I have no intention whatever of putting the motion to a division. I do not know that there has ever been a division in this House on any of the motions which I have brought before it in this way. Their object is to stimulate discussion on matters of importance, and I feel that has been effected in this case. I agree with the Taoiseach that I might have been a little more precise in the terms of my motion, but I assumed, and I think rightly, that he knew what had been happening for years past in Great Britain on this subject of White Papers or, as one might call it, advanced news on the principles of legislation. I was rather disappointed that he should have stressed so strongly the differences in machinery and procedure as between ourselves and Great Britain and did not enter more into what I had in mind, namely the spirit of the whole proposal.

With regard to procedure, I am really not convinced by his argument. Take education, to which I was glad to hear Senator Hayes refer.

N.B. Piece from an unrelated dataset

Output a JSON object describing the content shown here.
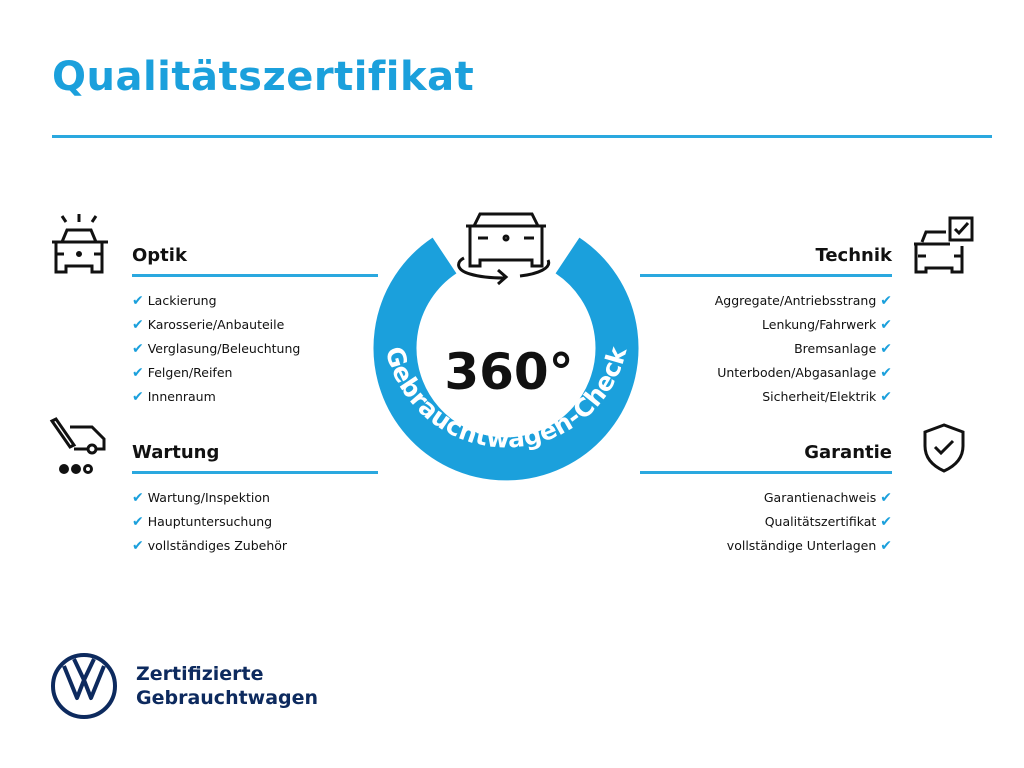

Some reform in education is long overdue. We can go along perfectly well for the next two years, but would it not be possible during that time to set out the framework of that reform? Let me stress this, that I do not mean that the White Paper should set forth definite proposals to which the Government of the day would be committed. I think that if the heads of proposals were set forth in the White Paper they might serve the public need. We would not be committed to them, but we would like to get the reaction of the public to them. When we had heard what people had to say about them, then we could frame our legislation to a certain extent, and its preparation could go on concurrently with the discussion in public of what was in the White Paper.

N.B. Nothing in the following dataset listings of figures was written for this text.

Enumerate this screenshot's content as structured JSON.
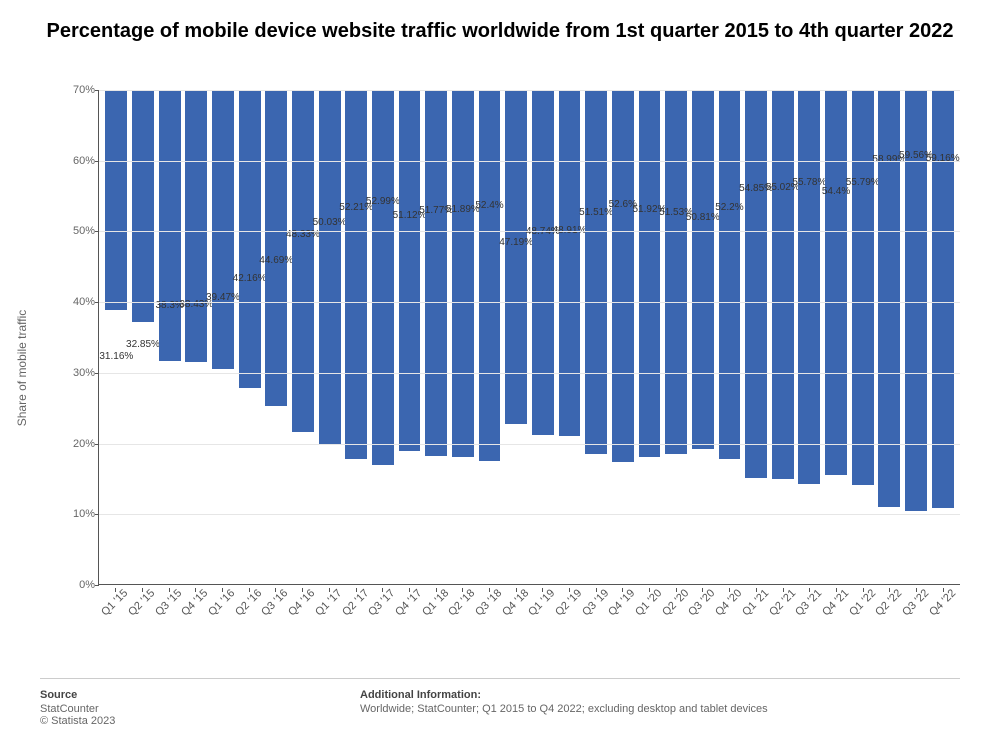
{
  "title": "Percentage of mobile device website traffic worldwide from 1st quarter 2015 to 4th quarter 2022",
  "chart": {
    "type": "bar",
    "ylabel": "Share of mobile traffic",
    "ylim": [
      0,
      70
    ],
    "ytick_step": 10,
    "ytick_suffix": "%",
    "bar_color": "#3b66b0",
    "background_color": "#ffffff",
    "grid_color": "#e6e6e6",
    "axis_color": "#555555",
    "value_label_color": "#333333",
    "value_label_fontsize": 10,
    "tick_label_color": "#666666",
    "tick_label_fontsize": 11,
    "title_fontsize": 20,
    "title_color": "#000000",
    "bar_width_ratio": 0.82,
    "x_label_rotation": -45,
    "categories": [
      "Q1 '15",
      "Q2 '15",
      "Q3 '15",
      "Q4 '15",
      "Q1 '16",
      "Q2 '16",
      "Q3 '16",
      "Q4 '16",
      "Q1 '17",
      "Q2 '17",
      "Q3 '17",
      "Q4 '17",
      "Q1 '18",
      "Q2 '18",
      "Q3 '18",
      "Q4 '18",
      "Q1 '19",
      "Q2 '19",
      "Q3 '19",
      "Q4 '19",
      "Q1 '20",
      "Q2 '20",
      "Q3 '20",
      "Q4 '20",
      "Q1 '21",
      "Q2 '21",
      "Q3 '21",
      "Q4 '21",
      "Q1 '22",
      "Q2 '22",
      "Q3 '22",
      "Q4 '22"
    ],
    "values": [
      31.16,
      32.85,
      38.3,
      38.43,
      39.47,
      42.16,
      44.69,
      48.33,
      50.03,
      52.21,
      52.99,
      51.12,
      51.77,
      51.89,
      52.4,
      47.19,
      48.74,
      48.91,
      51.51,
      52.6,
      51.92,
      51.53,
      50.81,
      52.2,
      54.85,
      55.02,
      55.78,
      54.4,
      55.79,
      58.99,
      59.56,
      59.16
    ],
    "value_labels": [
      "31.16%",
      "32.85%",
      "38.3%",
      "38.43%",
      "39.47%",
      "42.16%",
      "44.69%",
      "48.33%",
      "50.03%",
      "52.21%",
      "52.99%",
      "51.12%",
      "51.77%",
      "51.89%",
      "52.4%",
      "47.19%",
      "48.74%",
      "48.91%",
      "51.51%",
      "52.6%",
      "51.92%",
      "51.53%",
      "50.81%",
      "52.2%",
      "54.85%",
      "55.02%",
      "55.78%",
      "54.4%",
      "55.79%",
      "58.99%",
      "59.56%",
      "59.16%"
    ]
  },
  "footer": {
    "source_heading": "Source",
    "source_line1": "StatCounter",
    "copyright": "© Statista 2023",
    "info_heading": "Additional Information:",
    "info_text": "Worldwide; StatCounter; Q1 2015 to Q4 2022; excluding desktop and tablet devices"
  }
}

I am very grateful to the Taoiseach for the sympathetic, although rather restricted, manner in which he has accepted my proposal. I do ask him to keep an open mind on the spirit of the proposal, that is, the necessity for bringing the people as a whole, as well as the various organisations of the people, into closer touch with legislation. Is it the intention that this White Paper which we are going to have on public legislation, and which I feel we should have had before the Public Health Bill was introduced, should be circulated to the local authorities and the health authorities for their comments, and will their comments be considered before the legislation is introduced? I am not asking the Taoiseach to answer that question now. In conclusion, I thank the House for the way it has received the motion. The discussion on it has not been in vain. With the leave of the House, I beg to withdraw the motion.

Motion, by leave, withdrawn.
The Seanad adjourned at 9 p.m. until Wednesday, the 10th April, 1946, at 3 p.m.